每年为基层官兵体检诊治,是我所在的部队医院的常规工作。那时我正处在年富力强的阶段,所以几乎年年都要下医疗队。这对口腔科来说,还真不是一件容易的事。
基层单位没有口腔科,也没有相关医疗设备。在基层过去有“牙痛不是病”的观念,所以也没人重视牙病。就连最基础的器材药品都没有(那时尚无一次性口腔器械)。所以大大小小的盘、盖、罐一样都不能少,都要医生自己携带。就是重量级的钳子、锤子、镊子、刀子、剪子也都要样样俱全地随身携带,以便每到一处,马上就能展开工作。

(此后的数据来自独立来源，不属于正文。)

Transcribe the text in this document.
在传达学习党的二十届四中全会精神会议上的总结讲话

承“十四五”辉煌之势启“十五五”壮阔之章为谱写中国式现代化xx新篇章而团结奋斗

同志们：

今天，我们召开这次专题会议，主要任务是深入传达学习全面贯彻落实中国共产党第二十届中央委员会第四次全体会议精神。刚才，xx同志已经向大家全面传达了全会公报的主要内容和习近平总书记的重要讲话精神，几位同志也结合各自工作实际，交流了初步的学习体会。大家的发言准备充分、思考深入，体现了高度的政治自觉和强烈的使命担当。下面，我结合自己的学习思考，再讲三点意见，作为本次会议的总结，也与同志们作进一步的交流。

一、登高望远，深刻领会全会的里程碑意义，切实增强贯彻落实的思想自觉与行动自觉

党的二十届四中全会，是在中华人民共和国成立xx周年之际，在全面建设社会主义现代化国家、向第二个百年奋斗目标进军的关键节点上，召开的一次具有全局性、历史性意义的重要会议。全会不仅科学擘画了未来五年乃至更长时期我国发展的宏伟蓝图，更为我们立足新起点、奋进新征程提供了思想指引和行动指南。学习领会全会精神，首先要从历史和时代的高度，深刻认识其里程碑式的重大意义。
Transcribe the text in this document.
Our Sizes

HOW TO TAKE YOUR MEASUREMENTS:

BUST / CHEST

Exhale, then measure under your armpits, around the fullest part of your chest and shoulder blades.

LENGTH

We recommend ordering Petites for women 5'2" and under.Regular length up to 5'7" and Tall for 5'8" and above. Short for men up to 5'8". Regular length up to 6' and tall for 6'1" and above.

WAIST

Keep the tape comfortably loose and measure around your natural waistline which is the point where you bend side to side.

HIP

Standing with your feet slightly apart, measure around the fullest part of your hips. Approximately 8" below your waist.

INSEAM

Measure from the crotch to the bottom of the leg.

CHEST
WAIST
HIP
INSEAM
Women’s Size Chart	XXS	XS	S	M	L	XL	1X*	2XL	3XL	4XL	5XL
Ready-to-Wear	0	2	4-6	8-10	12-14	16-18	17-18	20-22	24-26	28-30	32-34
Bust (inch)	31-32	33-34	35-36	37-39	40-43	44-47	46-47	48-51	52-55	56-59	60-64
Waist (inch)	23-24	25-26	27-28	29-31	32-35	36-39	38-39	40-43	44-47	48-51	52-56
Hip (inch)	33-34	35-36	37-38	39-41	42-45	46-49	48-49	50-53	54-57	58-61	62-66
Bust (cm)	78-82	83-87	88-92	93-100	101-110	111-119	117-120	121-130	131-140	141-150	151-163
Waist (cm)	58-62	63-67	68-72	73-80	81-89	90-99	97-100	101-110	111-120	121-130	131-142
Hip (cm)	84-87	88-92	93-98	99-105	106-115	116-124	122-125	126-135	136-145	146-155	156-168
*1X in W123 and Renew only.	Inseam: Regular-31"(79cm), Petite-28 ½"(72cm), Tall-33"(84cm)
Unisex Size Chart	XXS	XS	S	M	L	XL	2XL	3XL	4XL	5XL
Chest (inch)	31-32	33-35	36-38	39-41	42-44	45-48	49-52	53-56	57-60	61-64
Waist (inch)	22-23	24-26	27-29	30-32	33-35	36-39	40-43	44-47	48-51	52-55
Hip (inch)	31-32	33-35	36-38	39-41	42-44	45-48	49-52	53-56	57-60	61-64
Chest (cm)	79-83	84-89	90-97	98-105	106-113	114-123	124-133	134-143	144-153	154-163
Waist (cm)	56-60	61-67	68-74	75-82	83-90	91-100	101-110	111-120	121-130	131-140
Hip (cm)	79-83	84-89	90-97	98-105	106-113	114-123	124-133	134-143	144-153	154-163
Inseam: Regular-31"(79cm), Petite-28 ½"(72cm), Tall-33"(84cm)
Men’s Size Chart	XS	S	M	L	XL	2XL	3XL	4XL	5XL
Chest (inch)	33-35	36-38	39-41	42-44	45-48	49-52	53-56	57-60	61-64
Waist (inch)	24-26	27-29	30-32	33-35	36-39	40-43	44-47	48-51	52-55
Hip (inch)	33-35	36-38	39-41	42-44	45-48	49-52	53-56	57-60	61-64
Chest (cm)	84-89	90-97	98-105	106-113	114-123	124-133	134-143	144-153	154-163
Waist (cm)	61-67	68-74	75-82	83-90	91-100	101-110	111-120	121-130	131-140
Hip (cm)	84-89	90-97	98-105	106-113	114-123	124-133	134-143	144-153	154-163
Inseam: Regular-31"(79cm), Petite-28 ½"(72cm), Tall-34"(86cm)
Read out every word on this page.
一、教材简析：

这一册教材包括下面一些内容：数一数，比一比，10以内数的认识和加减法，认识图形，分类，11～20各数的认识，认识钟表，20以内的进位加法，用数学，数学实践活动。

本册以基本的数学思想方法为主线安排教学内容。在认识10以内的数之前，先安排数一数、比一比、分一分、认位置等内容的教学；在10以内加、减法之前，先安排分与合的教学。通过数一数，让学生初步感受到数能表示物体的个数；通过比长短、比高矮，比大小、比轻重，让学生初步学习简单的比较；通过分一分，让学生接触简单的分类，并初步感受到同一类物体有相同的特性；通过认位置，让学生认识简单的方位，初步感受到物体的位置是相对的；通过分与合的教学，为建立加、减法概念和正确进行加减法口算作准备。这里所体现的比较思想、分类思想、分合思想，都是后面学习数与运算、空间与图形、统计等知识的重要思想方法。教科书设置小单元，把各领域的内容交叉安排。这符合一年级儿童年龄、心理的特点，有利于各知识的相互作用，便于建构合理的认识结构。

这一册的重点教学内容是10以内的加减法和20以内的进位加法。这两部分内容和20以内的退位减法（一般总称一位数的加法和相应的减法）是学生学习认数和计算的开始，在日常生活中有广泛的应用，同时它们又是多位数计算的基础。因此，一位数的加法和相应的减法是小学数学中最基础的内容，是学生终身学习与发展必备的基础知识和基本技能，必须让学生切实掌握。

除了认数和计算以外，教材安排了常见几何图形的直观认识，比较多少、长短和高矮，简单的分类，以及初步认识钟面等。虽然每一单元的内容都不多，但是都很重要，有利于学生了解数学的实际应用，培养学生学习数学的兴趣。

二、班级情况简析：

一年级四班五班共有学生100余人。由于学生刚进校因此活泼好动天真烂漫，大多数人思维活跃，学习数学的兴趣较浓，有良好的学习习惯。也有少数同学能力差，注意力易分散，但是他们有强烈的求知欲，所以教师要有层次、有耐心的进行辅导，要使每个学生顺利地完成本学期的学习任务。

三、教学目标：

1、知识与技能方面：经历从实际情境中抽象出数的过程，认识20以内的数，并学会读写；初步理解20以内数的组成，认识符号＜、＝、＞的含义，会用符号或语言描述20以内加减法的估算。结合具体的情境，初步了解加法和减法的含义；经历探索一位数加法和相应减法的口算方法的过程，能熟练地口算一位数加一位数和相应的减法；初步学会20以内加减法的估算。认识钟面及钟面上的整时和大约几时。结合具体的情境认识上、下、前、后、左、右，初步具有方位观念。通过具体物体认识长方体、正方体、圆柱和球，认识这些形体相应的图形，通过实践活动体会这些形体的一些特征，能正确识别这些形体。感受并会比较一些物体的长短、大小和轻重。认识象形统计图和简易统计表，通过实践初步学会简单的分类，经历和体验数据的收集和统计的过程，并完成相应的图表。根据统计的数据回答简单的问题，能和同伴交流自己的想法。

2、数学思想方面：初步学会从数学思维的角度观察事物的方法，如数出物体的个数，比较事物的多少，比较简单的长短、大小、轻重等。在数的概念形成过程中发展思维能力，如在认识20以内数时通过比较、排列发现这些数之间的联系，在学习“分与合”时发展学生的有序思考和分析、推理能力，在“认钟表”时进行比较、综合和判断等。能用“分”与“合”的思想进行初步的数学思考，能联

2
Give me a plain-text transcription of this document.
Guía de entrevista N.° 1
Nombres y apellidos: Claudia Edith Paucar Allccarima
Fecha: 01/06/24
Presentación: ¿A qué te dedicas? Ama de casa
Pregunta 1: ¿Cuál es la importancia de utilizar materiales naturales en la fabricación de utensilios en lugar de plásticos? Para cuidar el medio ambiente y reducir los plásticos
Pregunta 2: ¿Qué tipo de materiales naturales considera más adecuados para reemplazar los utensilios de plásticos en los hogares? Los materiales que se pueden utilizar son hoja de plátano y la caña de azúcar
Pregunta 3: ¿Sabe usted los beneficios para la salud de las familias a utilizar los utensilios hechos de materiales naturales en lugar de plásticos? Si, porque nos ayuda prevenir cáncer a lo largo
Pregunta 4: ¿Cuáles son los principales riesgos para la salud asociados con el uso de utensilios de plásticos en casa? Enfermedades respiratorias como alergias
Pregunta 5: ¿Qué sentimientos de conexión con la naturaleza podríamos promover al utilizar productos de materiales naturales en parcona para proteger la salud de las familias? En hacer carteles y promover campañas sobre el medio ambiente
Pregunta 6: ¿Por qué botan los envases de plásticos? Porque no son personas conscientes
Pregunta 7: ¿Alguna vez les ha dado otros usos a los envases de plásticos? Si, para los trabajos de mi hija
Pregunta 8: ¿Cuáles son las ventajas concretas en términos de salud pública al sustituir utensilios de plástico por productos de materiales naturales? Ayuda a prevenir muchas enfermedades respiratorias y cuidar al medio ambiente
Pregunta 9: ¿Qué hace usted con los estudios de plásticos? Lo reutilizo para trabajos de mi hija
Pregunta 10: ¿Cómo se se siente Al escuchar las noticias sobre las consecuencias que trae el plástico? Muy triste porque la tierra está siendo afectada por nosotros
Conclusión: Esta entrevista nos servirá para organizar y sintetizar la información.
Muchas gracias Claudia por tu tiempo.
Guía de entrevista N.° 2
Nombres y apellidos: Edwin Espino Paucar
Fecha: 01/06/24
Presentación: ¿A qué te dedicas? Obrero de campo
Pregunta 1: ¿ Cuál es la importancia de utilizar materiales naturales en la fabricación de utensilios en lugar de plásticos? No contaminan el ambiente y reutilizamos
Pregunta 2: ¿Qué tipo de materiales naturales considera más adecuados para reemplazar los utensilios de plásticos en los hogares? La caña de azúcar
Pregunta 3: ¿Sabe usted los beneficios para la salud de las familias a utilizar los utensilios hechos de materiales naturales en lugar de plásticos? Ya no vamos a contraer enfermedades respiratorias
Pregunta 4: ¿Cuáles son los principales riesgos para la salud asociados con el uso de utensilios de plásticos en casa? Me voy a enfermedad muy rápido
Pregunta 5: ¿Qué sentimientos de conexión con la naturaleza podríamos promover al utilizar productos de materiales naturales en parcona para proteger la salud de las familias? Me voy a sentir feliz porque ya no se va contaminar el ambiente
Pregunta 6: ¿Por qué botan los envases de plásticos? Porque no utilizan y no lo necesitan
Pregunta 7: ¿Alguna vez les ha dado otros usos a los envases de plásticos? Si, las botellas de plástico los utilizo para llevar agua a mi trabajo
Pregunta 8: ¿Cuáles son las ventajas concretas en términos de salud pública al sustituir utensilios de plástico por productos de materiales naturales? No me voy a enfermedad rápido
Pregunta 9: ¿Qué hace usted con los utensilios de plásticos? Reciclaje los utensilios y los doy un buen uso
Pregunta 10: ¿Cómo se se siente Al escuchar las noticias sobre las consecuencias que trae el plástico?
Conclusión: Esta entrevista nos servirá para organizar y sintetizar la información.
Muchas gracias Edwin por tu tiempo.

没有综合治疗台,只能让官兵坐在小凳上,背部和头部靠墙来进行操作。这样的工作条件对于口腔科医生,还真是个不小的考验。
基层官兵训练任务繁重,又缺乏口腔卫生知识,导致龋齿病高发,有大量的龋齿需要治疗。年轻的官兵们,正值智齿萌出的年龄,加上任务重,压力大,所以智齿冠周炎的发病率极高,受驻地医疗条件所限,堆积下来需要解决的牙病是医疗队里任务最繁重的。但是,牙病治疗任务只能由我一个人昼夜无休地去承担,且所有器械的洗刷消毒也要自己承担,以保证能循环使用而不间断地正常工作,所以工作量不是一般的大,也正是如此,我练就了“快手”操作。
基层单位领导在医疗队领导的陪同下,前来看望我以示关怀。说大家最期盼最欢迎的就是口腔科医生了。平时看牙太难了,早就对医疗队的到来望眼欲穿了。你看我们炊事班长,每顿饭都亲自操持,并亲自给你们上菜。我的眼前马上闪出那个只端菜上桌却面无表情,从不开口说话也不笑的战士。他真的欢迎我们吗?为什么不说话呢?
当天上午,轮到这位不说不笑的炊事班长坐到了小凳上,依然是闭着嘴不说话。我拿着口镜、镊子,让他张嘴,我要检查。他这才不好意思地张开了嘴,我顿时就明白了。炊事班长的左上前门牙于半年前在军训时被战友的枪托撞断了牙冠,只留下牙根残存在牙槽骨内。他说开始一张嘴遇冷风、冷水就疼痛;时间长了也不痛了,现已习惯了,所以不爱张嘴了。
我非常理解也很同情班长的遭遇和痛苦。怎么办?眼下的设备和条件都不具备处置他的患牙的能力。一想到他那望眼欲穿的眼神和分分秒秒的心理痛苦,我必须在现有情况下帮他。
这个前门牙是从齐牙龈处断开的,牙根尚有一定长度,也还牢固。便对患牙清除了腐败的残髓,彻底对根部进行冲洗消毒,封上用于根管消毒的药物,嘱两天后复诊(通常要一周或两周后复诊,但我们在这里只有一周的时间)。
两天后,班长及时复诊。检查一切正常,无红肿、无叩痛。便用一段不锈钢条(敲扁以增加固位)代替桩钉,经过消毒,置于根管腔内,用充填材料树脂手工做了个牙冠。给班长修复结束后,他从衣服口袋里取出小镜子一照,立即绽放了笑脸,笑得那么灿烂。
我向他交待了注意事项,限于条件,只能给你做这个简易的牙冠了,只为改善您的形象和解决发音漏风问题,有利于语言交流,千万不能用来切割食物,等以后有机会再做真正的牙冠修复吧。班长笑着直点头,千恩万谢地走了。
这天中午饭,班长又来上菜了。他是微笑着来的,而且开口说话了。“医生们辛苦了,多吃点。”